Perhaps the biggest business case for digital customer service is that customers today simply demand it. Digital customer service technology allows brands to respond immediately to all customer inquiries — if not by a human agent, by an QuickSearch Bot or other self-serve mechanism. One gaming company studied by Opus Research was able to reduce response times for help requests by up to 90 percent. The actual volume of help calls declined by 65 percent because fewer issues were left open — making for fewer follow-up calls.
Faster time to response, faster resolution time, less waiting on hold for a human agent — these are all ways that digital customer service technology serves customers well. It’s typical that brands see a jump in their CSAT score when they implement the right digital customer service technology platform. That’s particularly true when people can access customer service right from within the app they’re using, with in-app messaging.
Precision KPIs
Digital customer service technology offers a better experience, streamlines the customer support operation, and saves companies money on support costs. It also offers a fourth critical benefit: abundant data. The ability to set and track key performance metrics (KPIs) gives companies a distinct advantage when they engage with digital customer service platforms.

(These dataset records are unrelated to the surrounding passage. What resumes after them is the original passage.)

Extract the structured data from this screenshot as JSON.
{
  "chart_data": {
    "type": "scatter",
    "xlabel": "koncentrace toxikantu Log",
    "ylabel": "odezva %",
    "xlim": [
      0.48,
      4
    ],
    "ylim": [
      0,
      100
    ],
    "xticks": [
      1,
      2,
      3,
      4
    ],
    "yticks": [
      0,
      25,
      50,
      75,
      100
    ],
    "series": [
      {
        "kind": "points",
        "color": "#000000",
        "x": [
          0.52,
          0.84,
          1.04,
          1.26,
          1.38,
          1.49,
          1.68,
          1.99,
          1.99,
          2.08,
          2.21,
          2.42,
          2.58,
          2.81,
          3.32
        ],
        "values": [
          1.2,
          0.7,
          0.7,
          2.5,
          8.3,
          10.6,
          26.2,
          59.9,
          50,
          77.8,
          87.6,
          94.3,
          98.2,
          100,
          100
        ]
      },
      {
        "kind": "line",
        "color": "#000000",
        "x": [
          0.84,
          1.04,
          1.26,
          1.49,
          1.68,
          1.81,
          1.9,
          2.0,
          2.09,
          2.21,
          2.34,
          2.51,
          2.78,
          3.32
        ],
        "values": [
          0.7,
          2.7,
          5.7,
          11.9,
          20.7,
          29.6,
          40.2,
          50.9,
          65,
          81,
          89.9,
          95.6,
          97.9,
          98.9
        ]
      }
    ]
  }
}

For instance, with the Helpshift dashboard, you can view case analytics, agent analytics, and knowledge analytics. Here’s how that breaks down:
Case Analytics: Review metrics such as issue trends, response time rates, ticket volume spikes, and CSAT patterns to understand how your customer service is performing over time.
Agent Analytics: Monitor the behavior and quality of your team and even individual agents with metrics such as activity, efficiency, productivity, and quality of support.
Knowledge Analytics: Analyze your knowledge base with things like FAQ efficiency evaluation and customer search patterns. You can track successful and failed ticket deflections in order to constantly reevaluate your knowledge base performance.
You can also put custom reporting in place with self-service tools that help you visualize your customer service data in the ways most likely to allow you to finesse your support operation.
Wrapping up the business case for digital customer service
In a time when customer expectations of technology and service are ramped way up, companies that can’t meet those expectations are sabotaging their own efforts. That’s not a sustainable way to be in the 2020s.
Digital customer service gives companies the ability to create stronger customer loyalty through their support offerings, but also creates operational efficiency and, bottom line, can save companies a lot of money over time.